Esta é a segunda maior queda do PIB em termos trimestrais desde que há registo (primeiro trimestre de 1979, com colagem de dados do Banco de Portugal e com bases de contas diferentes), tendo o pior registo ocorrido no primeiro trimestre de 2009 (queda de 4,1% do PIB).

O grande fator a empurrar a economia para a recessão continua a ser a procura interna, sendo que no primeiro trimestre deste ano foi o investimento em volume que maior contributo deu, passando de uma queda de 2,1% em termos homólogos no final do ano passado para 16,8%.

O investimento em construção foi o que maior queda registou, passando de uma queda em termos homólogos de 18,5% no quarto trimestre de 2012 para uma queda de 25,7%.

O consumo privado até registou uma queda menos pronunciada no primeiro trimestre do ano, especialmente devido a uma queda menos pronunciada da despesa das famílias em bens duradouros, como os componentes de automóveis.

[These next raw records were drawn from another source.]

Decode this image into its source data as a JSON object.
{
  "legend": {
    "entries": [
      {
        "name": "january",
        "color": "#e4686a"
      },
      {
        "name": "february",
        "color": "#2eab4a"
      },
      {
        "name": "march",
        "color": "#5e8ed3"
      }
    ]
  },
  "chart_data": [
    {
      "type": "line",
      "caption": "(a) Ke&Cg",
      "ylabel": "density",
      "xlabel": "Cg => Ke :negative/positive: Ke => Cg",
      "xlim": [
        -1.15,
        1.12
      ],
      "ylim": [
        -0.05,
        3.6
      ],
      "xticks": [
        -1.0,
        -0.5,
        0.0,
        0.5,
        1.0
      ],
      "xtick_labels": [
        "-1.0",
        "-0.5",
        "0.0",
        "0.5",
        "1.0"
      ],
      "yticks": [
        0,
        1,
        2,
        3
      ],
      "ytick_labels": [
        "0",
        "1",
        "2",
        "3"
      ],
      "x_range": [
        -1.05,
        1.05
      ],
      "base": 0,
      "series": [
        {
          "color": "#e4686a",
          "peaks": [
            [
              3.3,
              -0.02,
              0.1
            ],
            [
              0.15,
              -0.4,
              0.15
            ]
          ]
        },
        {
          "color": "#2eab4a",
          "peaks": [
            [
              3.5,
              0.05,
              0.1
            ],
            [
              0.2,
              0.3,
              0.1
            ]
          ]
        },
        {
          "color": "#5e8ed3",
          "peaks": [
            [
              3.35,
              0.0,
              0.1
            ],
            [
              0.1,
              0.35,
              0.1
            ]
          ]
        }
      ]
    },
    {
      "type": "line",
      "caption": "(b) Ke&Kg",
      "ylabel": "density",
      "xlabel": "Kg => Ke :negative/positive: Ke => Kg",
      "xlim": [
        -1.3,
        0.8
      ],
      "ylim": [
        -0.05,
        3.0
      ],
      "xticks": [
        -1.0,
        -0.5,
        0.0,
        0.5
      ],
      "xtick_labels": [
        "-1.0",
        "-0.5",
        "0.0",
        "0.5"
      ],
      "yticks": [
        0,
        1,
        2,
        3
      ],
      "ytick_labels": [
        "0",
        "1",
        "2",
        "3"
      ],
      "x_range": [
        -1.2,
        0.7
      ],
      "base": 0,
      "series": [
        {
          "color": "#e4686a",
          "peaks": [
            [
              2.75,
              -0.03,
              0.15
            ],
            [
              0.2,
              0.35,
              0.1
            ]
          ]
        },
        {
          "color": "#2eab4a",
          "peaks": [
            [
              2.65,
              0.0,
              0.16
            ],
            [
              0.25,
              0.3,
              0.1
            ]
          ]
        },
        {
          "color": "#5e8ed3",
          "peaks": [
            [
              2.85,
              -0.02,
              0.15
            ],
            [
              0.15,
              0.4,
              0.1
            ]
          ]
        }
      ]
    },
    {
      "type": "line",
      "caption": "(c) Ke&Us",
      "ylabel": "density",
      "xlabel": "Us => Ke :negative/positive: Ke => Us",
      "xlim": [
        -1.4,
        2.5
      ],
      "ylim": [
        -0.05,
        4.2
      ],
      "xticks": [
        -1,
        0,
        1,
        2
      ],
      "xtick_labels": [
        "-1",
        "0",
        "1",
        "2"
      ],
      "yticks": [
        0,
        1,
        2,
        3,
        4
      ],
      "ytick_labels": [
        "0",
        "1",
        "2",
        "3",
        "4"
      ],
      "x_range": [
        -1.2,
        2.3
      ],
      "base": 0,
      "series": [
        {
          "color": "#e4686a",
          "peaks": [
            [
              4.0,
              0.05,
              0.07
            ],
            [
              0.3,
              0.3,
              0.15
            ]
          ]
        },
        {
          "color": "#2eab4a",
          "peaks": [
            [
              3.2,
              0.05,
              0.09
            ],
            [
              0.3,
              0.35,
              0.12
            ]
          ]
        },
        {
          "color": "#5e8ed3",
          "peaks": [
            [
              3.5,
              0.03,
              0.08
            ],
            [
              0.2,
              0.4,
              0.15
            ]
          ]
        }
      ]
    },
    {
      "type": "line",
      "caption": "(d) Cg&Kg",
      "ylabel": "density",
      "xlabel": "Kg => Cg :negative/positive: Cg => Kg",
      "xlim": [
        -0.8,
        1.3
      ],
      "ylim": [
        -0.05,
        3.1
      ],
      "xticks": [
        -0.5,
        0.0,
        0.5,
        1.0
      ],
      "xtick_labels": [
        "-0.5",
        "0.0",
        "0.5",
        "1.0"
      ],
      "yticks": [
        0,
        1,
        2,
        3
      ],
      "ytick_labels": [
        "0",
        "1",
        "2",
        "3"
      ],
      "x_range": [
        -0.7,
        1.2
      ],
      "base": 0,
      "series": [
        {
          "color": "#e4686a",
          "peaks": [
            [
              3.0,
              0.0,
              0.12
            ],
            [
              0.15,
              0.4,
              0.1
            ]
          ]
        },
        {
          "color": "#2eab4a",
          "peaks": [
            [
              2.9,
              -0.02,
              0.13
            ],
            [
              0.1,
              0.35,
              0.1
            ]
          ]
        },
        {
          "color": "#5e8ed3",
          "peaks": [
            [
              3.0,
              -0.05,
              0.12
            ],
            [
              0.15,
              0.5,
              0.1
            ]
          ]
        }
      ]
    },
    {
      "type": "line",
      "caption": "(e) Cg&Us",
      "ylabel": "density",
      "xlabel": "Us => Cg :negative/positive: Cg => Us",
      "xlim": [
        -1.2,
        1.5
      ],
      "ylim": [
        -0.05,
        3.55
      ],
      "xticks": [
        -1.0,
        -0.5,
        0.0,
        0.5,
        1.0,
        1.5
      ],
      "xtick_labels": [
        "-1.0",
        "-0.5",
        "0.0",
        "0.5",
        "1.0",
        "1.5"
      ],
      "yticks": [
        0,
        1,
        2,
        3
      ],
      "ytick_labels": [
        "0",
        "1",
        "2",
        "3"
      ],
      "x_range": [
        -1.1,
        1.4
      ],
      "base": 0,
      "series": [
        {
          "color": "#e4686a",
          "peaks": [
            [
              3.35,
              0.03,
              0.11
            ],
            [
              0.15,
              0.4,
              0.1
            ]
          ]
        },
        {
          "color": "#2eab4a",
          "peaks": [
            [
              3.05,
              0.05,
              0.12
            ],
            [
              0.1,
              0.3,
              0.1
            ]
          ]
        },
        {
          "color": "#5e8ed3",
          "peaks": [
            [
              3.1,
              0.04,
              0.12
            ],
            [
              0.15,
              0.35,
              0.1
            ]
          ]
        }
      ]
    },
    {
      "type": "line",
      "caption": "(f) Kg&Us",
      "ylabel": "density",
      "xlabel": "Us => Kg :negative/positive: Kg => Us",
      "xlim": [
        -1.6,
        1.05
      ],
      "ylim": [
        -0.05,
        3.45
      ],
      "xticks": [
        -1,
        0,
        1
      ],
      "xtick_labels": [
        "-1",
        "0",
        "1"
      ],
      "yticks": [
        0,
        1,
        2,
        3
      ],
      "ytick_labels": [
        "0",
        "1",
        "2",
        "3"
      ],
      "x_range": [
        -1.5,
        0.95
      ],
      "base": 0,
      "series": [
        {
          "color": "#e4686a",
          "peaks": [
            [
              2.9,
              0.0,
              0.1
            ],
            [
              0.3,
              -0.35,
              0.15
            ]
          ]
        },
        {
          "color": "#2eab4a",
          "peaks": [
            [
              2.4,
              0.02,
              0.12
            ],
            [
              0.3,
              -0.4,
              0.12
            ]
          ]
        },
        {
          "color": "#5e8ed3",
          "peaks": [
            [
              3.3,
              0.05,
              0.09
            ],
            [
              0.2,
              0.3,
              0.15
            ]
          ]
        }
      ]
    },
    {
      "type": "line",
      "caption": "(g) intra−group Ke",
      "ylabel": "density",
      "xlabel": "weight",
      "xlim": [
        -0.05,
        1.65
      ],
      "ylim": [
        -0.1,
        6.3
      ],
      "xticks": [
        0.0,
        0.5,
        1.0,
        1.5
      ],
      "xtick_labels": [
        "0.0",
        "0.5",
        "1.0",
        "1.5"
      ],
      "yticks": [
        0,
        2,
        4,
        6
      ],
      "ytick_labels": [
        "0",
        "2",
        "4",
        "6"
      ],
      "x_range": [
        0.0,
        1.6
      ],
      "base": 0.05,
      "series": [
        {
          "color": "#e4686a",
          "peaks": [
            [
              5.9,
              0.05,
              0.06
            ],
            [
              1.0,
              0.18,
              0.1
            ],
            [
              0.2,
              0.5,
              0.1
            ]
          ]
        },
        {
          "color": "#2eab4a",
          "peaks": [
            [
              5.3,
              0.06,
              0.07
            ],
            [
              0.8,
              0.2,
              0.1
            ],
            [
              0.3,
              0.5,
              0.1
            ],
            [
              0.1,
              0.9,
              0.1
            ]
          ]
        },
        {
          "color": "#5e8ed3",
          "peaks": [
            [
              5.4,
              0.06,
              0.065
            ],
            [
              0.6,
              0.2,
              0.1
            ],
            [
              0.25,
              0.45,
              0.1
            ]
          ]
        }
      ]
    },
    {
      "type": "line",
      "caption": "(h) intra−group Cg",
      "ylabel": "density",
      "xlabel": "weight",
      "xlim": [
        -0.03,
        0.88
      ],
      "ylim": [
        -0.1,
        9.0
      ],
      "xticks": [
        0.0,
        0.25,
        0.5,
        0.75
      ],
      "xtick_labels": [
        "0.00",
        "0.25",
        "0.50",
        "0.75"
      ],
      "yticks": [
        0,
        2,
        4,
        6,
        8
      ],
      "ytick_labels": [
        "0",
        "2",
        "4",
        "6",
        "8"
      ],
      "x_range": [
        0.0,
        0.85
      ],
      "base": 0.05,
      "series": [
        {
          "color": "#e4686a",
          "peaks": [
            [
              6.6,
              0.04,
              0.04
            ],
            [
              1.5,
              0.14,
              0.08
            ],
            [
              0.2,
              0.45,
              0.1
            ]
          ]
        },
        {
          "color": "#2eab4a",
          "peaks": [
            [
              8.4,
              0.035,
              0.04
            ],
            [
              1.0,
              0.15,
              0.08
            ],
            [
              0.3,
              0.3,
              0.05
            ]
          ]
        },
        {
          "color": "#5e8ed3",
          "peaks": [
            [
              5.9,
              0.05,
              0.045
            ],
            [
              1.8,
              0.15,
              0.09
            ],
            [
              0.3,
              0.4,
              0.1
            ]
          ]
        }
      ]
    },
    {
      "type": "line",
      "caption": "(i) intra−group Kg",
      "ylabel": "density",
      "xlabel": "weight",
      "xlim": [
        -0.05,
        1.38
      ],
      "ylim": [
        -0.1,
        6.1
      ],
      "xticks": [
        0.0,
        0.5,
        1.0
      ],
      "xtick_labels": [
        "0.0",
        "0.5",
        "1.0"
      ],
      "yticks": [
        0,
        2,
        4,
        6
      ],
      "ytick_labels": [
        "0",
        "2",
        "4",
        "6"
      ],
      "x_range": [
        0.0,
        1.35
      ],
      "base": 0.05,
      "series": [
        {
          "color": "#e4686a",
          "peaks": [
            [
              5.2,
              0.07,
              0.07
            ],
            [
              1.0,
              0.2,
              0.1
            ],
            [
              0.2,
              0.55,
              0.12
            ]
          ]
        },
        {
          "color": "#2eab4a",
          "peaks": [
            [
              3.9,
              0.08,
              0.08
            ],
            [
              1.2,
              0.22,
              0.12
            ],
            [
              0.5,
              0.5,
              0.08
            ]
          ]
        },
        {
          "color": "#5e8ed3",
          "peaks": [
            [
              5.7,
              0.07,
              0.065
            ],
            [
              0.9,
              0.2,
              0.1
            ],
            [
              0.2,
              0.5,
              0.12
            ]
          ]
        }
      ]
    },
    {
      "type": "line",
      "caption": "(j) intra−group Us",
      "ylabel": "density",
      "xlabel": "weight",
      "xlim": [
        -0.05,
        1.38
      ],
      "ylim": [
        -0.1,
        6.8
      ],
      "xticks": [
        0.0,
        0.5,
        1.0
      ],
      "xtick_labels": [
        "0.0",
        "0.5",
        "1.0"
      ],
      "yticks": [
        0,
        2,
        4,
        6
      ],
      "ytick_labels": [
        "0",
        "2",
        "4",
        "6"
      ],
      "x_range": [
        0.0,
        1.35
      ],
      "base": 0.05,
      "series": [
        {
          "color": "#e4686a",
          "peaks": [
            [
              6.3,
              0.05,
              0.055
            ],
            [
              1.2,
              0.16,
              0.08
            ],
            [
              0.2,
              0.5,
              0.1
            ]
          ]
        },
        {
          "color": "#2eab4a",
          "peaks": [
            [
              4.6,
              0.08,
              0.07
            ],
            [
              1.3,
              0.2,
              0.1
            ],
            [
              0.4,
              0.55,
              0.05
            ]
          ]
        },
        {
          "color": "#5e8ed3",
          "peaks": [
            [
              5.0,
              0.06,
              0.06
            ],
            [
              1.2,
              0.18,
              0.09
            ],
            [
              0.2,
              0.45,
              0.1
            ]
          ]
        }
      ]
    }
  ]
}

A queda homologa passa de 20,7% para 7,5%, muito por culpa de um efeito de base, uma vez que a queda tinha sido muito pronunciada no primeiro trimestre de 2012.

A balança comercial conseguiu por sua vez um resultado positivo, atingindo os 1,4% do PIB no primeiro trimestre, contra uma queda de -1,7% no primeiro trimestre de 2012 e de 0,4% no último trimestre do ano.